“JavaScript doesn’t actually have classes.”
It’s a controversial way to start a technical discussion, but it’s the truth.
While the class keyword arrived with ES6 in 2015, it didn’t change how JavaScript handles inheritance.
It simply put a tuxedo on a function.
Underneath that sleek, modern syntax lies a world of Prototypal Inheritance.
If you want to move from “writing code” to “understanding the engine,” you have to stop thinking in blueprints and start thinking in chains.
1. What is “Syntactic Sugar”?
In programming, “syntactic sugar” refers to syntax designed to make things easier to read or express. It makes the language “sweeter” for humans, but the computer sees the same old logic.
Take a look at these two snippets.
They are functionally identical in the eyes of the JavaScript engine:
The Modern Look (Class)
class Hero {
constructor(name) {
this.name = name;
}
greet() {
return `I am ${this.name}`;
}
}
The Reality (Prototype)
function Hero(name) {
this.name = name;
}
Hero.prototype.greet = function() {
return `I am ${this.name}`;
};
2. The Prototype Chain: Delegation, Not Cloning
In traditional Object-Oriented Programming (like Java or C++), creating an instance is like printing a house from a blueprint.
The house gets all the features of the blueprint.
In JavaScript, inheritance is delegation. When you ask an object for a method (like .greet()), JavaScript performs a search:
-
Local Search: Does the
batmanobject have agreetproperty? (No) -
The Link: It follows the hidden
[[Prototype]]link toHero.prototype. -
The Find: Does
Hero.prototypehave it? (Yes!)
If it wasn’t there, it would keep climbing until it hit Object.prototype, and finally null.
3. The extends Trick
When we use class Dog extends Animal, we aren’t just copying methods. We are wiring two prototypes together.

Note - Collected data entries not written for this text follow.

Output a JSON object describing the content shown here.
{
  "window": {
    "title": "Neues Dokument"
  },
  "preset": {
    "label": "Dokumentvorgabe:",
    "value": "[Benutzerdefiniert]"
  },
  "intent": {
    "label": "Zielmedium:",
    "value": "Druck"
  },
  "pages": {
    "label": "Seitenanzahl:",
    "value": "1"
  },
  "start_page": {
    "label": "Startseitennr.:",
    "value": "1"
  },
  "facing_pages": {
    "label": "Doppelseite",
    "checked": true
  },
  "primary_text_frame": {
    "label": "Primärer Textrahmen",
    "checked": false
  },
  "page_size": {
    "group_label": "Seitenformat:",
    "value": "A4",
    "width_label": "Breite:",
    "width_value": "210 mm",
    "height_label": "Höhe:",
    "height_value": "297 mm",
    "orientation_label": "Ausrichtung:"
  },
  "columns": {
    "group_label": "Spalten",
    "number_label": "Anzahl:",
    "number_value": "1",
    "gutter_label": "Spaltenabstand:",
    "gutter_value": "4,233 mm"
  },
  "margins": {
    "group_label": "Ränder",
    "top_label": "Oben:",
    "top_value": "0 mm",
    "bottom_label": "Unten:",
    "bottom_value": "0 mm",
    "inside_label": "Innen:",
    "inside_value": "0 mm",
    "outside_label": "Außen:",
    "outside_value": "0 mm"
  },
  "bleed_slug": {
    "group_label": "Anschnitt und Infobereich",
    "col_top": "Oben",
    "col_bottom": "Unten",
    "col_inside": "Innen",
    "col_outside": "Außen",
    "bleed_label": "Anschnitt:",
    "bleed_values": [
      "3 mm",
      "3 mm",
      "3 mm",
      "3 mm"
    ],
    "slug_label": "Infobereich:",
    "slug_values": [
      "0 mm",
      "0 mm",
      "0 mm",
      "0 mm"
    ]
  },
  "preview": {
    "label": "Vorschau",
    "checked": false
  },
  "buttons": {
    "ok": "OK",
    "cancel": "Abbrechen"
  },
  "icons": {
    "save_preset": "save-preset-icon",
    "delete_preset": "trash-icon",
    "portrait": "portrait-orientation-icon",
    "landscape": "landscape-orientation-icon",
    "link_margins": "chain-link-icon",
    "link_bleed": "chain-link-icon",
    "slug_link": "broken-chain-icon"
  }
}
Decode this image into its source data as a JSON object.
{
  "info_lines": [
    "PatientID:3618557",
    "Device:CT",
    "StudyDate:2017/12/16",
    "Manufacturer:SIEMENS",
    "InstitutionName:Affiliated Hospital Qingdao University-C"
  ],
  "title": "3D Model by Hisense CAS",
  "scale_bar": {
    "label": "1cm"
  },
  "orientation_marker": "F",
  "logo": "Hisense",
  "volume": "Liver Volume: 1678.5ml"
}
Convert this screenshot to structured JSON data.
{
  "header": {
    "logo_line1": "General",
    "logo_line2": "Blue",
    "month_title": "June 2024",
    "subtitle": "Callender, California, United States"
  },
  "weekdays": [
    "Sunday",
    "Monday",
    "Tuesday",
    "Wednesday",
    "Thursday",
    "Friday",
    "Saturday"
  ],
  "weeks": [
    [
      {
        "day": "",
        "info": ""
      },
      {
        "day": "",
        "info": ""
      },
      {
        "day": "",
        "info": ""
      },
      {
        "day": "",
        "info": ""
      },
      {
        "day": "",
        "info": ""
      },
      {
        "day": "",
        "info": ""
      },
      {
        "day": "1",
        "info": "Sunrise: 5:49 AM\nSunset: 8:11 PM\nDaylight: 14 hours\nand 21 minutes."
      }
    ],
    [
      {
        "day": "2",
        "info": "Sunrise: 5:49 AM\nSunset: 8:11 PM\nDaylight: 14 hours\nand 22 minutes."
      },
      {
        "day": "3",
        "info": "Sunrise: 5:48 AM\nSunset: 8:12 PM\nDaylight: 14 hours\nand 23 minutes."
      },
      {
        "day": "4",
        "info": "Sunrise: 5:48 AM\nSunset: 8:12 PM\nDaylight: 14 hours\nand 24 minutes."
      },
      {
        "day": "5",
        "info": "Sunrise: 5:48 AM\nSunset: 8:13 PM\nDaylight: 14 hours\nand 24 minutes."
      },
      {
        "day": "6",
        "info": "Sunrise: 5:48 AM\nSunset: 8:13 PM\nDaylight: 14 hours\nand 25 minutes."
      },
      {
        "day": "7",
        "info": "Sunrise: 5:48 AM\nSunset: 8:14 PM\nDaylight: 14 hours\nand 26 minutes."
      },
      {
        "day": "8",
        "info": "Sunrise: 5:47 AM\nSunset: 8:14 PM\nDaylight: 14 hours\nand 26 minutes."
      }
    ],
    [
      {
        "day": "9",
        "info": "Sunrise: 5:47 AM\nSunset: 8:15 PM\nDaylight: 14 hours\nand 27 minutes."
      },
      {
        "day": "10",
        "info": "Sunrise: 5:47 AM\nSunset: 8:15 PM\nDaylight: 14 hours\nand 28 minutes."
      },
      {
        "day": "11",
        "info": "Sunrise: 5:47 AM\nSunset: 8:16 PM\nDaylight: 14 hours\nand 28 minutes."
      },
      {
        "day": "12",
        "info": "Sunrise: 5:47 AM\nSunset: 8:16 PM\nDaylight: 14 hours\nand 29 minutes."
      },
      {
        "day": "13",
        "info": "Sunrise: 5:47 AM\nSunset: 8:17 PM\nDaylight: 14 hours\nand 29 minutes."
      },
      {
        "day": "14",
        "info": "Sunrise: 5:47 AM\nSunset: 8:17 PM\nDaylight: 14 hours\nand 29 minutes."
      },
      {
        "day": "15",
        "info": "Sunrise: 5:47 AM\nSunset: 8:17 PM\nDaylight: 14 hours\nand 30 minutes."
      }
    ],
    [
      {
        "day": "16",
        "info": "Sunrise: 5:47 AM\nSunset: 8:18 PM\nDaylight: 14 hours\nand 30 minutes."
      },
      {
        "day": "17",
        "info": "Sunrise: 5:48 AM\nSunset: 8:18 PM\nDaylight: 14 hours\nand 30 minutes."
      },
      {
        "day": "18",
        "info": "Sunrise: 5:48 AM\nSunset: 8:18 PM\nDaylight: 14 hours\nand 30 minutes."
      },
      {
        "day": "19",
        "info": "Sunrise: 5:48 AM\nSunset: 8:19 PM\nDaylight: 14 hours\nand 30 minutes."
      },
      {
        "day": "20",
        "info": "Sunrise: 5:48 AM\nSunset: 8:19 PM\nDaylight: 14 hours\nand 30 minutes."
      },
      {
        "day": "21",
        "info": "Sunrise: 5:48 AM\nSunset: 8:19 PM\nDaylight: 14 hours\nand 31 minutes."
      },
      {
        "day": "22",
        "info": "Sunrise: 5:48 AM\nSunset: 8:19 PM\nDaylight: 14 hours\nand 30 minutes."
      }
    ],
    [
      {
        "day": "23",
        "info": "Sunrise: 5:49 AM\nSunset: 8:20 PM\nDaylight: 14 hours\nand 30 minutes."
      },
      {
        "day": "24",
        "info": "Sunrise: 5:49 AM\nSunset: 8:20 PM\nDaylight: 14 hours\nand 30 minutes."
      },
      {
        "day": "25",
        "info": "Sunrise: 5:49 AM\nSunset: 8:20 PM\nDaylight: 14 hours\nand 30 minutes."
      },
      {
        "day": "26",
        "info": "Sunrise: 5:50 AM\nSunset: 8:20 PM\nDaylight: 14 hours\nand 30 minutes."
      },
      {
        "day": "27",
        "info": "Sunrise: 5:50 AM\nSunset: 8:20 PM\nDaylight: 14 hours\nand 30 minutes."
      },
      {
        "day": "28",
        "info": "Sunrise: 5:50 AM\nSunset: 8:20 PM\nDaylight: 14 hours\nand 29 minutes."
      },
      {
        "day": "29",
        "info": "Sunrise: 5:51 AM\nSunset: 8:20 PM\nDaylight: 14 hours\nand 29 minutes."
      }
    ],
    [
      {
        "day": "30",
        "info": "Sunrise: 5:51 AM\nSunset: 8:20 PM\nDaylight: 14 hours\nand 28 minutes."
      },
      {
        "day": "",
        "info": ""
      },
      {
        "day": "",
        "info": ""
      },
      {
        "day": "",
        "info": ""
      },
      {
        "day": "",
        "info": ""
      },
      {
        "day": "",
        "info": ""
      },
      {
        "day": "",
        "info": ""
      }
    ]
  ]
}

Behind the scenes, extends does something like this:
Object.setPrototypeOf(Dog.prototype, Animal.prototype);
This creates a multi-level chain. A Dog instance can access its own methods, Dog methods, Animal methods, and Object methods—all through one continuous chain of links.
4. Why Understanding This Matters
Understanding the “sugar” allows you to do things “pure” classes can’t. You can dynamically “live-patch” your code:
const flash = new Hero("The Flash");
// Adding a method to the "Class" AFTER the object was already created
Hero.prototype.run = function() {
console.log(`${this.name} is zooming!`);
};
flash.run(); // It works! The link stayed live.
In a static class system, you couldn’t just give a “blueprint” a new room and have all existing houses suddenly grow that room. In JavaScript, you can.
Conclusion
Classes are a fantastic tool for readability and organization. They bring safety (like mandatory super() calls and no hoisting) that the old prototype syntax lacked.
However, never forget: JavaScript is objects all the way down. When you use a class, you aren’t building a factory; you’re just building a very sophisticated chain.